A taste: "Dear Internship Applicant: We regret to inform you that you were not among the interns chosen for this summer. The Editors." 2. The form letter. This one comes in an envelope, giving you a precious 15 seconds to speculate about all the different things it could say inside. But you already know it's not good news – the old thin-envelope, thick-envelope test still applies in college – and once you've received one or two, you also know how they're going to tell you to scram. There is apparently only one person in the United States who writes rejection letters for newspapers every year. (How'd he get that job?)

The text: (On photocopied letterhead.) "Dear Richard (first clue they don't know who I am – nobody calls me Richard, not even my mother): Thank you for your interest in the summer internship program at (fill in the blank). We received (x) applications for (x divided by 100) slots. Unfortunately, we are unable to offer you a position. If you are eligible to apply next year, we encourage you to do so. Otherwise, best of luck in the future. Sincerely, (stamped signature)." 3. The form letter, with a personal touch. This is for the recruiting directors who feel bad about form letters. They therefore send form letters with their actual ink (or their secretaries' ink) on the page, and occasionally add a word of encouragement, like "Sorry!" or "Maybe next year!" Some are apologetic in the text of the letter. Something like, "we would have liked to have hired you, but this year's outstanding crop of applicants meant we had to turn away some highly qualified people. Best of luck in the future." Touching, until you realize that everyone got the same letter, even that guy who applied with clips from his high-school newspaper and six typos in his cover letter.
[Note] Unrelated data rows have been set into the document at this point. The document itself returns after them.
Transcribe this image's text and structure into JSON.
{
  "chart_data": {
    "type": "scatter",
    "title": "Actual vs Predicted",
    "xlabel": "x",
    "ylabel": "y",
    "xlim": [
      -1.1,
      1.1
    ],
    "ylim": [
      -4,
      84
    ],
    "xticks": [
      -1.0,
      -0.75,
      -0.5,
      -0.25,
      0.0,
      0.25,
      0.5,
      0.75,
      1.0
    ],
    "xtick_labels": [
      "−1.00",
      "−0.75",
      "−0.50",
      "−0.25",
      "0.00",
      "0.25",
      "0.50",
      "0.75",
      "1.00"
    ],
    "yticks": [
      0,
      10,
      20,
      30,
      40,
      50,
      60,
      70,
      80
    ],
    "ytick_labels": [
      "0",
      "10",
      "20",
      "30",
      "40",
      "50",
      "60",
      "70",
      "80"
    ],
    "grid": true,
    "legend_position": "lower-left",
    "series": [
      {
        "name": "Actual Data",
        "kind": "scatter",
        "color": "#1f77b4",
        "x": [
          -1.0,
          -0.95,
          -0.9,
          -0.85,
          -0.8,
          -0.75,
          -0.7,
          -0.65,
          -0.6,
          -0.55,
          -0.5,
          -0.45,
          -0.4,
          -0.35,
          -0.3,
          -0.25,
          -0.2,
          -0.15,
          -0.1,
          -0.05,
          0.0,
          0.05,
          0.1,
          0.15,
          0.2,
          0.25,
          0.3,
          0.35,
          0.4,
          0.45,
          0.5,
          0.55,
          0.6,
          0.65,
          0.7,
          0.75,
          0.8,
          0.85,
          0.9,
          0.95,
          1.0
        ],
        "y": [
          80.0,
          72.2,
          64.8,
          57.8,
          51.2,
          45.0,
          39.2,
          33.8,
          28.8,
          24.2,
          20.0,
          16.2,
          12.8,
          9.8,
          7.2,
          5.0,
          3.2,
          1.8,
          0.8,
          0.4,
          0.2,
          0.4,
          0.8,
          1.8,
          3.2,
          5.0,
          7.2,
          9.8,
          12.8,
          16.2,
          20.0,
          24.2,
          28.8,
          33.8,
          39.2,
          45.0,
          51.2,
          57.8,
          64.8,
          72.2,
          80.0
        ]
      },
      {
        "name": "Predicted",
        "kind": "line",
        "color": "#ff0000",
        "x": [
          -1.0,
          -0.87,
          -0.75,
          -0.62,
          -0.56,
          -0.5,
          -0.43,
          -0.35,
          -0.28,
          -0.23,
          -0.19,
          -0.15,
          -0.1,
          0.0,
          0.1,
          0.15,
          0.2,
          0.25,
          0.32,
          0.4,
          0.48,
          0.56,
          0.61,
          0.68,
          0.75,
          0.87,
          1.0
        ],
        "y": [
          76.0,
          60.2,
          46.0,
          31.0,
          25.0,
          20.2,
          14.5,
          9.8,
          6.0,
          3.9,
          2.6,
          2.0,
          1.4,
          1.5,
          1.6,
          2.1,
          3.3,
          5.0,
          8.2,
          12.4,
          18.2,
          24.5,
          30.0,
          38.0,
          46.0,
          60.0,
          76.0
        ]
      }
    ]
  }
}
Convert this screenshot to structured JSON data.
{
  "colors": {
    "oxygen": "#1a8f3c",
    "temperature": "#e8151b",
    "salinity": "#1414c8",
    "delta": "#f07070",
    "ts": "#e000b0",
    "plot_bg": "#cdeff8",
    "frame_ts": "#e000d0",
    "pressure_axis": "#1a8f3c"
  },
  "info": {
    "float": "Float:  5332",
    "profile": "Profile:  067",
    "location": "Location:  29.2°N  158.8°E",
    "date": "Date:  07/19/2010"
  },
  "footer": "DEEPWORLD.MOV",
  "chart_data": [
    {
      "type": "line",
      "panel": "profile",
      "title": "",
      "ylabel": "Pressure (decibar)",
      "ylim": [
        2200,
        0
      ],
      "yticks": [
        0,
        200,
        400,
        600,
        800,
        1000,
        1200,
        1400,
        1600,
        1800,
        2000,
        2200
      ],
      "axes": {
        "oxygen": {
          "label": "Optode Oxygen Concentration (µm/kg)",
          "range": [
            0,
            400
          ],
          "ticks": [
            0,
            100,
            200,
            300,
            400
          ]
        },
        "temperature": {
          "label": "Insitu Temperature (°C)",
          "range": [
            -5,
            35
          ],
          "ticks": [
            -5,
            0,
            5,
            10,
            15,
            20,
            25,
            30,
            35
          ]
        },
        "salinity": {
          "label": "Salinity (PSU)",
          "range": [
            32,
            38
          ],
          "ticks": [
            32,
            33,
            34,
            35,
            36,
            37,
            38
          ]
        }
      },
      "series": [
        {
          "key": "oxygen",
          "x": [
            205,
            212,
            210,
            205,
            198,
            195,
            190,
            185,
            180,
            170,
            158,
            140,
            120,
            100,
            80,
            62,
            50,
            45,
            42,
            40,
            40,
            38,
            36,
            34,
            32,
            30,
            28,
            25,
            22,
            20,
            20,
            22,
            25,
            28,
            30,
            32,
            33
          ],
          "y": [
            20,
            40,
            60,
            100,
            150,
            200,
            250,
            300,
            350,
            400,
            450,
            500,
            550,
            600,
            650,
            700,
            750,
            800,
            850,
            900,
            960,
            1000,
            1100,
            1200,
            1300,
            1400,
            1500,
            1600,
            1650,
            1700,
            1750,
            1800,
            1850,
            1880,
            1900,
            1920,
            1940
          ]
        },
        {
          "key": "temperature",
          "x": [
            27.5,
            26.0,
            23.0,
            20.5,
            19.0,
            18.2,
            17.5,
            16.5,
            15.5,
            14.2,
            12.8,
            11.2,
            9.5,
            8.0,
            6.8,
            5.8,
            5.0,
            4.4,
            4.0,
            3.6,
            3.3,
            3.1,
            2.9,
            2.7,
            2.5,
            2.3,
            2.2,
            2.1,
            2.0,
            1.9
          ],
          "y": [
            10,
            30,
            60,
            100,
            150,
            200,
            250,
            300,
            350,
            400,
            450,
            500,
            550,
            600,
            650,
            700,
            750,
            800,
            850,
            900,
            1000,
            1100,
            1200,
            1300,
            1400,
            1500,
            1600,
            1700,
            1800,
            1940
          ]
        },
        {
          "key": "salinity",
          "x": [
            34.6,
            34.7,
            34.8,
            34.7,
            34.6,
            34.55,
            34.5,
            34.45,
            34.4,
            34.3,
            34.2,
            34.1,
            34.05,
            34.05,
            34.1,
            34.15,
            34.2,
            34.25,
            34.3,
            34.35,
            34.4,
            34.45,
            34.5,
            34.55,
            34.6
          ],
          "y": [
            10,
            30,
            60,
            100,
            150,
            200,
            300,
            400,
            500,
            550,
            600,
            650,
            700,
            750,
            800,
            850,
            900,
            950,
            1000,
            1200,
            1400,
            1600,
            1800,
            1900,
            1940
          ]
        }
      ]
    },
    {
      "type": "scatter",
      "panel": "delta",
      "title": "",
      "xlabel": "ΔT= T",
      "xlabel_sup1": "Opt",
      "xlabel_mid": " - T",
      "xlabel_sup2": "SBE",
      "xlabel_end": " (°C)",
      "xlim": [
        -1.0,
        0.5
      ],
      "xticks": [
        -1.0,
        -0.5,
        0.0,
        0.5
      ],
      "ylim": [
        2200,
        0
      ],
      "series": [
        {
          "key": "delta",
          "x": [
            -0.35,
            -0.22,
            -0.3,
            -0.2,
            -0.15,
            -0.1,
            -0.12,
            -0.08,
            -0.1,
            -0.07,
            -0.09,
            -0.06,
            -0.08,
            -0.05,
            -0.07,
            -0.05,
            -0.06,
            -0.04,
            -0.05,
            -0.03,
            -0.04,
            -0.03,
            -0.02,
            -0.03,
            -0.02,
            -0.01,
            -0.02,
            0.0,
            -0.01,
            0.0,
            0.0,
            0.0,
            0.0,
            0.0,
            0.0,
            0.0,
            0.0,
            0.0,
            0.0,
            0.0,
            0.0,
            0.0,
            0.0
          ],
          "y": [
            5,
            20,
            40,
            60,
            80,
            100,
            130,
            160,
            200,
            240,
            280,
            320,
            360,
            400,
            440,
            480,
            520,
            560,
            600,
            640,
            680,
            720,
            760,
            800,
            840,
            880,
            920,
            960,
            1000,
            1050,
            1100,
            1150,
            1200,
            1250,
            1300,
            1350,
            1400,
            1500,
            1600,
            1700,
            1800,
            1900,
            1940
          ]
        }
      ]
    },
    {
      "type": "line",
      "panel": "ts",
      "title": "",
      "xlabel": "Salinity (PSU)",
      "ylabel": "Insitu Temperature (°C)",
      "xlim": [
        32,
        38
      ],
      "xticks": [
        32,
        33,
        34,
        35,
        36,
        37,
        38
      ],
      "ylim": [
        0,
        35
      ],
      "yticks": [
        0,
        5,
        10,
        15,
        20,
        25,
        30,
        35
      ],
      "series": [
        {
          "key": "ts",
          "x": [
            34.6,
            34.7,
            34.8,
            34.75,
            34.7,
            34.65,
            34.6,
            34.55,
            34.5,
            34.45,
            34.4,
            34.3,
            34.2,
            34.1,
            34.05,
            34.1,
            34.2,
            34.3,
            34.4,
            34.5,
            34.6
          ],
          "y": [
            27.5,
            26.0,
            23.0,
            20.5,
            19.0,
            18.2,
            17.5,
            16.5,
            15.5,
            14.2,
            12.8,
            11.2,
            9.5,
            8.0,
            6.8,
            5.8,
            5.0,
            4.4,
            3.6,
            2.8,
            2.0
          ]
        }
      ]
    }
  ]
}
Maybe I was applying for the wrong job. Maybe what these papers really need is someone to handle the bushels of mail that require them to send badly produced form letters to all who deign apply. In any case, it's a shame I can't apply again next year. I've already worked on a draft of my cover letter:

"Dear Newspaper Editor: I have applied to your newspaper because you are a newspaper, not because I have any particular interest in working for you. I sent out 39 letters identical to this one to other newspapers. I challenge you to spend less time looking at my application than I took preparing it. Sincerely, Internship Applicant."